Potremo fare un salto da Lori, adesso: che cosa ne pensi, fa la sua amica tanto per riprendere a parlare. Lei guarda qualcosa avanti a sé, le pare subito che la sua migliore amica voglia soltanto cambiare discorso e abbandonare il problema, però accondiscende a quanto proposto, forse anche per una semplice abitudine.

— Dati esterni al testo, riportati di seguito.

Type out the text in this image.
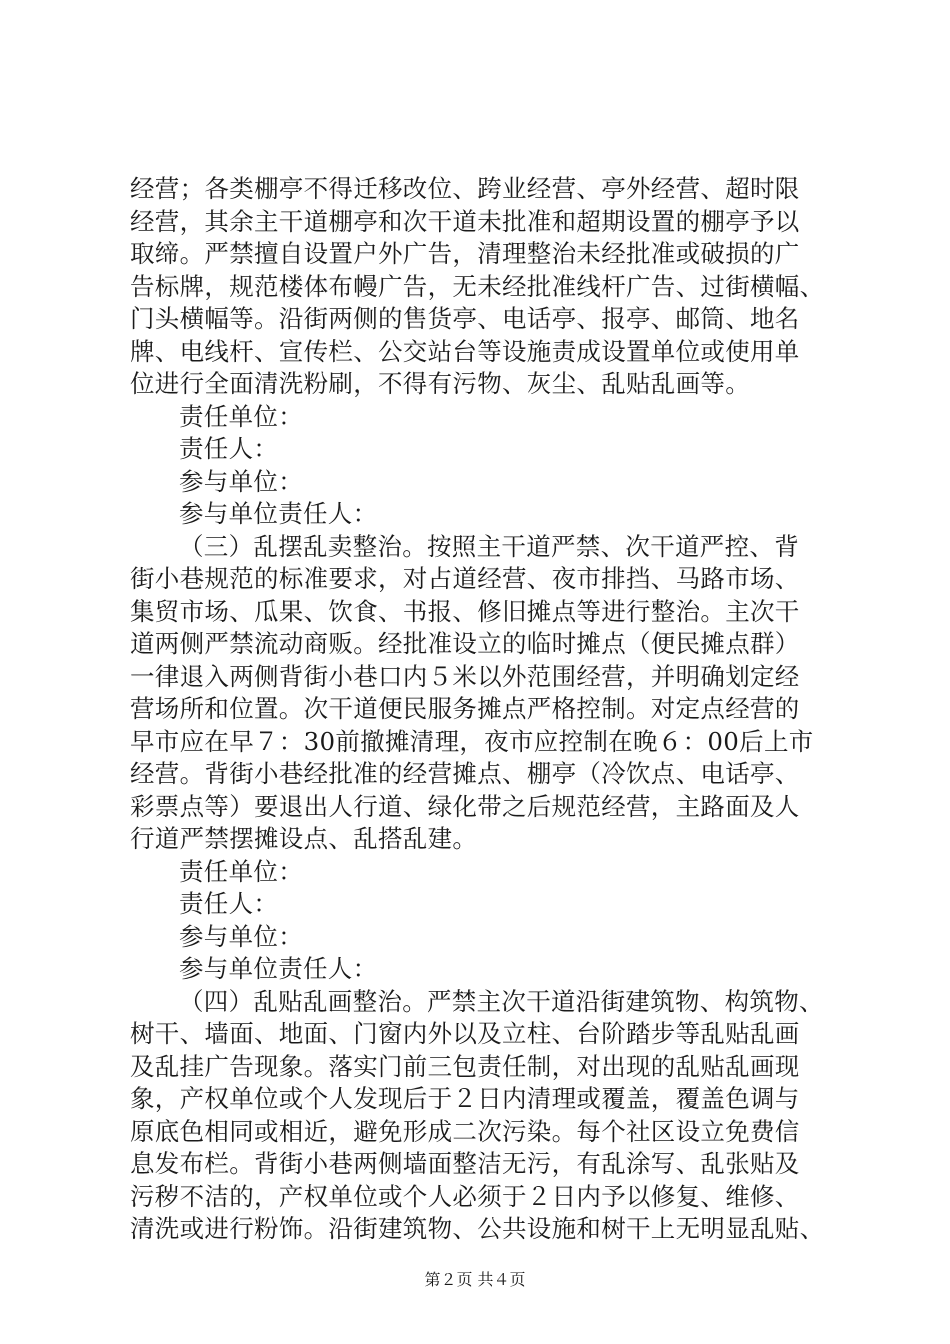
经营；各类棚亭不得迁移改位、跨业经营、亭外经营、超时限
经营，其余主干道棚亭和次干道未批准和超期设置的棚亭予以
取缔。严禁擅自设置户外广告，清理整治未经批准或破损的广
告标牌，规范楼体布幔广告，无未经批准线杆广告、过街横幅、
门头横幅等。沿街两侧的售货亭、电话亭、报亭、邮筒、地名
牌、电线杆、宣传栏、公交站台等设施责成设置单位或使用单
位进行全面清洗粉刷，不得有污物、灰尘、乱贴乱画等。
责任单位：
责任人：
参与单位：
参与单位责任人：
（三）乱摆乱卖整治。按照主干道严禁、次干道严控、背
街小巷规范的标准要求，对占道经营、夜市排挡、马路市场、
集贸市场、瓜果、饮食、书报、修旧摊点等进行整治。主次干
道两侧严禁流动商贩。经批准设立的临时摊点（便民摊点群）
一律退入两侧背街小巷口内５米以外范围经营，并明确划定经
营场所和位置。次干道便民服务摊点严格控制。对定点经营的
早市应在早７：30前撤摊清理，夜市应控制在晚６：00后上市
经营。背街小巷经批准的经营摊点、棚亭（冷饮点、电话亭、
彩票点等）要退出人行道、绿化带之后规范经营，主路面及人
行道严禁摆摊设点、乱搭乱建。
责任单位：
责任人：
参与单位：
参与单位责任人：
（四）乱贴乱画整治。严禁主次干道沿街建筑物、构筑物、
树干、墙面、地面、门窗内外以及立柱、台阶踏步等乱贴乱画
及乱挂广告现象。落实门前三包责任制，对出现的乱贴乱画现
象，产权单位或个人发现后于２日内清理或覆盖，覆盖色调与
原底色相同或相近，避免形成二次污染。每个社区设立免费信
息发布栏。背街小巷两侧墙面整洁无污，有乱涂写、乱张贴及
污秽不洁的，产权单位或个人必须于２日内予以修复、维修、
清洗或进行粉饰。沿街建筑物、公共设施和树干上无明显乱贴、
第２页 共４页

I suoi occhiali scuri ancora riescono a nascondere, per quanto possono, quel diffuso livido sul viso, ma lei non riesce più a conprendere se dentro di sé possa essere quello il segno del proprio cambiamento da mostrare a coloro che incontra, oppure soltanto il simbolo infamante di qualcosa che molto probabilmente è sempre riuscita a sbagliare. Forse avrebbe bisogno di tempo, di maggiore riflessione, della metabolizzazione completa del suo problema, prima di incontrare qualcun altro che magari conosce, anche perché in questo momento non le va certo di archiviare la faccenda come un qualcosa che a tutte prima o dopo può capitare.
Giungono infine nei pressi del locale, Lorenzo dietro al suo bancone del bar le saluta come fa sempre, ed anche se nota immediatamente quegli occhiali scuri ed ingombranti sopra la faccia di lei, non dice niente, comprendendo benissimo cosa cerchino in qualche modo di coprire. Ci sono altri amici a bere qualcosa, dei conoscenti, e forse proprio per questo lei avrebbe fatto anche a meno di andare là dentro, però alla fine si siede, pur senza salutare nessuno, e cerca in qualche maniera di non farsi troppo vedere. L'amica invece risponde ai saluti, sorride, ordina il suo aperitivo e scambia qualche battuta di spirito con gli altri.
Oggi non mi piace stare qua dentro, le dice lei sottovoce. Ma dai, fa l’amica: in fondo il tuo occhio nero fa parte delle cose che possono accadere a chiunque, non farne una cosa più grande di quella che è. Va bene, risponde lei, non ci sono problemi; e mentre pronuncia queste parole toglie gli occhiali, girandosi verso gli altri per far immaginare bene a tutti cosa le possa mai essere successo. Nessuno le chiede niente, naturalmente, ed anche l’amica sembra solo un po’ imbarazzata di quel comportamento, visto che lei invece adesso sorride, guarda tutti quasi con un’espressione di sfida, e mostra le sue ferite quasi come se fossero delle vere e proprie medaglie.